Preparing for Programming interview with Python
I have been preparing for a few interviews in tech/finance companies (Google, Goldman Sachs and alike). I am a final year computer science PhD student at National University of Singapore, and my PhD did not have much programming component to it. While preparing, I have gathered a few pointers for going over again and again before the interview — so when I say “general tips” I mean tips for me to remember. Hope it helps.
General Tips
- Watch the excellent technical interview tips from Google engineers and interview tips from Google recruiters. Not many companies take this much effort to clarify their interview process.
- Follow the Udacity course on preparing for technical interview using Python. This course is the comprehensive version of technical details we would discuss here.
- Read very succinct tips by Philip J. Guo and probably wander around internet some more.
- Do not open links from click bait news articles (e.g. from businessinsider and forbes).
- The most comprehensive guide towards programming practice is Google interview university. Think of it as a reference material, do not get overwhelmed by it. The resources for system design questions are pretty good there.
- I have used Python as my first preference. Some Googlers suggest to use C++/Java, but the unanimous decision is: choose the language you are most comfortable with, unless the job description has a requirement. A formal interview coach from Google ensured that Python is fine, and often helps in conveying basic understanding faster in an interview.
- Stick to one interview practice platform and do the problems thoroughly. I highly recommend leetcode. Do not use platforms that focus on programming contests. If you are practicing for phone interview, use Google Docs for practice and then copy paste into the platform (or your personal editor). For face-to-face interview (both hangout and on-site), practice programming on a whiteboard. It frustrates at first, but helps a lot as well. If you have a fancy editor with code linting, autocomplete and what not, do not open it till the interview.

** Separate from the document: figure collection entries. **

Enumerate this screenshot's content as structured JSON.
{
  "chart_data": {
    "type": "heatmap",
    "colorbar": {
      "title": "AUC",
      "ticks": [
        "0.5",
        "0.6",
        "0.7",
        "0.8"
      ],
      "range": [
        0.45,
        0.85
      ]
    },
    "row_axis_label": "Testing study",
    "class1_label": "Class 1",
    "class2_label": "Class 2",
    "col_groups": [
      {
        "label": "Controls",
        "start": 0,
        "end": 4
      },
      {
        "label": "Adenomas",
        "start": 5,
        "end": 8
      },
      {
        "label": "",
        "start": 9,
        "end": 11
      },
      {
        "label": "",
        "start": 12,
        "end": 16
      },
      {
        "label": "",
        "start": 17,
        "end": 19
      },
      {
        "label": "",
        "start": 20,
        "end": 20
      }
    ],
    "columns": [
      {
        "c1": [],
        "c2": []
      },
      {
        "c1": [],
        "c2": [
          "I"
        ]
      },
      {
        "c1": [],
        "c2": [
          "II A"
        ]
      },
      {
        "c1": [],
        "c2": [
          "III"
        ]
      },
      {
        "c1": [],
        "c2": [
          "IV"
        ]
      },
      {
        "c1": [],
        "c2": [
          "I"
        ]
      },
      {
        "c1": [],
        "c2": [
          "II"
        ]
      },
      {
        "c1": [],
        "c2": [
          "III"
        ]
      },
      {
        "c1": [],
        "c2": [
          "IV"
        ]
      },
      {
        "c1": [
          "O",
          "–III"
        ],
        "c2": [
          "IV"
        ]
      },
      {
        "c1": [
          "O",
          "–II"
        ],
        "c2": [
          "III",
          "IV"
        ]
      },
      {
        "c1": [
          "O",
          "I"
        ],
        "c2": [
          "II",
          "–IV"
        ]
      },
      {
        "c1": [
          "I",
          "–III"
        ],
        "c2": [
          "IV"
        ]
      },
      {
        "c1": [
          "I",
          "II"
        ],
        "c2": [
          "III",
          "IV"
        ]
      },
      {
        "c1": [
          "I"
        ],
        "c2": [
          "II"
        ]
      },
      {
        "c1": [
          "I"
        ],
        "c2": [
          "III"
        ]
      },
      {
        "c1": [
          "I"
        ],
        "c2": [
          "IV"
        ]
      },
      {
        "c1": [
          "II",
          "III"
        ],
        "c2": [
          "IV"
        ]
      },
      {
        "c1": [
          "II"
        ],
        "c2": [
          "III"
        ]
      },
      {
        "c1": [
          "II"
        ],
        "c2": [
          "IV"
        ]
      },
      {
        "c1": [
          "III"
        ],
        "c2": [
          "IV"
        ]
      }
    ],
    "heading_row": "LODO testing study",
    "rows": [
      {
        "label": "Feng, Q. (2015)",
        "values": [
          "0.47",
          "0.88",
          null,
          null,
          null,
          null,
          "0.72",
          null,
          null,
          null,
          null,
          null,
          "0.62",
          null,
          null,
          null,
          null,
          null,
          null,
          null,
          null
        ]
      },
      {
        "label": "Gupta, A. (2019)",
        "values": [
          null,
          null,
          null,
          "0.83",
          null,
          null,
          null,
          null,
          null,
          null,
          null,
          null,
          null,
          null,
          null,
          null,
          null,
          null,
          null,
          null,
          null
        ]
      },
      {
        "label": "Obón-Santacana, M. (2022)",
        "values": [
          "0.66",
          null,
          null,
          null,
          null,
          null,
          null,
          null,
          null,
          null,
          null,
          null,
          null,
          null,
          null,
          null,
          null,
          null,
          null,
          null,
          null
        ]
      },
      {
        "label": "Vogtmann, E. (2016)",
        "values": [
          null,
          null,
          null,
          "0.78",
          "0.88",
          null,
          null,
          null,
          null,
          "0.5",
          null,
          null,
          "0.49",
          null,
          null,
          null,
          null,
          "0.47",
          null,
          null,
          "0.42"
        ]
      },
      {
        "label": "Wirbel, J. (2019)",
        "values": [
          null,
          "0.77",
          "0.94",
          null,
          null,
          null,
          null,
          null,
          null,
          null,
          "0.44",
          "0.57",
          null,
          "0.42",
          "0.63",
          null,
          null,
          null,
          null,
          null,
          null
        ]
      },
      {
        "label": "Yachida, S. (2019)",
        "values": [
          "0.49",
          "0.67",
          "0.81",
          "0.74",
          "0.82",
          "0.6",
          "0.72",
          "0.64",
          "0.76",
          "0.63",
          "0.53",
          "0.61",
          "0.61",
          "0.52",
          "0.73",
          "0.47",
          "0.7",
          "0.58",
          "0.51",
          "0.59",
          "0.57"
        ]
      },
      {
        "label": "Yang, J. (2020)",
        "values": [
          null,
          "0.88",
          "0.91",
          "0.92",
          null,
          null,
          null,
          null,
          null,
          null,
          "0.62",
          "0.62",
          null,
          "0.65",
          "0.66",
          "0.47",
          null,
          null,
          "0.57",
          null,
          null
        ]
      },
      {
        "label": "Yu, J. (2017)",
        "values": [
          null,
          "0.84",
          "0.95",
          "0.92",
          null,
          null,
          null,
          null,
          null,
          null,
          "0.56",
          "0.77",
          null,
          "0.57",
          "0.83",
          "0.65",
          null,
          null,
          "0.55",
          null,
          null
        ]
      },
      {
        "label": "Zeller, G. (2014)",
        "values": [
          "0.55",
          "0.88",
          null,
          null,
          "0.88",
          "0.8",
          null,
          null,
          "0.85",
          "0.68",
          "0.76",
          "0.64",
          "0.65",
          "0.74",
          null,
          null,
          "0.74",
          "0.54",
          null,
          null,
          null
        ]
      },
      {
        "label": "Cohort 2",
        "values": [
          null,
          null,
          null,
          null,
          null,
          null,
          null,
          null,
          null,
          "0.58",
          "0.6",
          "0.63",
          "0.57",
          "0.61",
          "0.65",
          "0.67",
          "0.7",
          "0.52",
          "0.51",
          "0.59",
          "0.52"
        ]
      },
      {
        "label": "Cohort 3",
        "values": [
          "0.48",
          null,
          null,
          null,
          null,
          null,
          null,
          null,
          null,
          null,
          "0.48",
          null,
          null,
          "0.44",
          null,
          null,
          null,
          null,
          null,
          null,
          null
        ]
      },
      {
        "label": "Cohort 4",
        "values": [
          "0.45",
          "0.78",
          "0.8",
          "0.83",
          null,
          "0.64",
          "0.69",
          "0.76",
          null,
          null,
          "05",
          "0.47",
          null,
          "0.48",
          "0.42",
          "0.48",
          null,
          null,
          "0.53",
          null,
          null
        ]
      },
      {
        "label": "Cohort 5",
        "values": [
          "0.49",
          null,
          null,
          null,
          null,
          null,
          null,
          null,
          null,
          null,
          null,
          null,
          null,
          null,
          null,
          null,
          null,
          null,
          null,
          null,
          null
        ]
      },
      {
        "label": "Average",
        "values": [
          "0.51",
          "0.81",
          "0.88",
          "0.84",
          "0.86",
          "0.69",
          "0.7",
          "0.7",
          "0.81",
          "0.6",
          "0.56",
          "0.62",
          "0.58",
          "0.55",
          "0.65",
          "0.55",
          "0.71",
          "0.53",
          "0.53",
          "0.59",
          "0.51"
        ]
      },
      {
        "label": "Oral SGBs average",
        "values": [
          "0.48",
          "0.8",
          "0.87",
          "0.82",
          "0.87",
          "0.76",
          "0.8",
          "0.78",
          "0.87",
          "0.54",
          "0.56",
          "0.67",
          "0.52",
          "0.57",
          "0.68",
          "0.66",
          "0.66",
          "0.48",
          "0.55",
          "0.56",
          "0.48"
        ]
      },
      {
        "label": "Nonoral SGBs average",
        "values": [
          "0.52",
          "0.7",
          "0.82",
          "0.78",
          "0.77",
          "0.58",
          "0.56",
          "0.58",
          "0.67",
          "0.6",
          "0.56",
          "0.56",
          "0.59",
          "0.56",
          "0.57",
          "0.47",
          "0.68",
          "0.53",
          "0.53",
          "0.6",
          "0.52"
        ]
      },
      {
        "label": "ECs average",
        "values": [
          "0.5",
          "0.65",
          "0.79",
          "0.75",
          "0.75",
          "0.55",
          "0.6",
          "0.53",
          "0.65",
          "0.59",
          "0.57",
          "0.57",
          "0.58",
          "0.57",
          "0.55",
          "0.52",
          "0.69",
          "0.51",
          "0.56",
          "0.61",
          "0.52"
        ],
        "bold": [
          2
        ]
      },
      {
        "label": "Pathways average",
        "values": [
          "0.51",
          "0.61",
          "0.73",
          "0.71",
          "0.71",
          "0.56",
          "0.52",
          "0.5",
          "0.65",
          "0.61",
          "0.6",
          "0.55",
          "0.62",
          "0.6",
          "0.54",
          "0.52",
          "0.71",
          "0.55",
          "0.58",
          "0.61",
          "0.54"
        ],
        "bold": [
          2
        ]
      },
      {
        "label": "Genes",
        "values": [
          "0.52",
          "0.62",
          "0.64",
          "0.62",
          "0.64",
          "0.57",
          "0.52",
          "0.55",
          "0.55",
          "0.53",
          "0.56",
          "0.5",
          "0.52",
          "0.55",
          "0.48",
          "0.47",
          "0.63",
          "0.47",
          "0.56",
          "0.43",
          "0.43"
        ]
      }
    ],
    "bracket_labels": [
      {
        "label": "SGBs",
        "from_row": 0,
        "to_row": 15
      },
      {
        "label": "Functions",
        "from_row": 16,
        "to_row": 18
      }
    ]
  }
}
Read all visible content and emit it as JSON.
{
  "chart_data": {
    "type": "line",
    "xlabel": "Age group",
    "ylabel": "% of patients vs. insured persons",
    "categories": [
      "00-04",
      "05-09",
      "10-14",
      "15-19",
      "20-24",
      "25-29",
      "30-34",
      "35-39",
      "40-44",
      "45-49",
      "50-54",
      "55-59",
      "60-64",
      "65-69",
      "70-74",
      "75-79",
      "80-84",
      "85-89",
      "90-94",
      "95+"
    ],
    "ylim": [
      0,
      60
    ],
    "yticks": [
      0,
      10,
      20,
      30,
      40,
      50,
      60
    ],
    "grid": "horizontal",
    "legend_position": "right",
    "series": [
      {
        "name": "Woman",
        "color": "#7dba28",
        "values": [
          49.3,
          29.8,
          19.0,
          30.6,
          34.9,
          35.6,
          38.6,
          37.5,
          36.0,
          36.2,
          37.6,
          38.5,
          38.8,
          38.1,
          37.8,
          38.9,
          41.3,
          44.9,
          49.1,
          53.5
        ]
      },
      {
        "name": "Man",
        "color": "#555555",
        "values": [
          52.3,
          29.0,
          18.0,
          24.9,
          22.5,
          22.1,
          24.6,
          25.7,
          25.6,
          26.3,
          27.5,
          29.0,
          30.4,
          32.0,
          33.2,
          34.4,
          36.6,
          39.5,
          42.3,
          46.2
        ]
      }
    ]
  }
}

- In the interview, ask questions and clarify every single thing no matter how small. Validate assumptions of data structure and complexity beforehand. In this document, whenever you see 🙋, it gives an example of a context where asking questions to the interviewer is common.
- Practice every problem as if it is an interview. Solving them right as early as possible is not the goal (contrary to programming competitions), communication is key. Do not hand waive to yourself. See my solutions to some leetcode problems, each tackled as if it was an interview. Each file has the details written as comment.
- Start with listing down examples that will cover most edge, extreme and common cases.
- A few type of problems are common across all interview related platforms, books and videos (which probably implies they are common in interviews too). The main four types of problems one should focus are: 1. String/array manipulation, 2. Tree structures, 3. Graph structures, 4. Number manipulation. Each has many different subtypes, look for them below with 💡. This list is by no means exhaustive.
String/Array manipulation
This is the most diverse area of possible questions and an easy source of questions as well. It is easy to ask and explain string/array related questions over phone too, so paying attention to this section helps.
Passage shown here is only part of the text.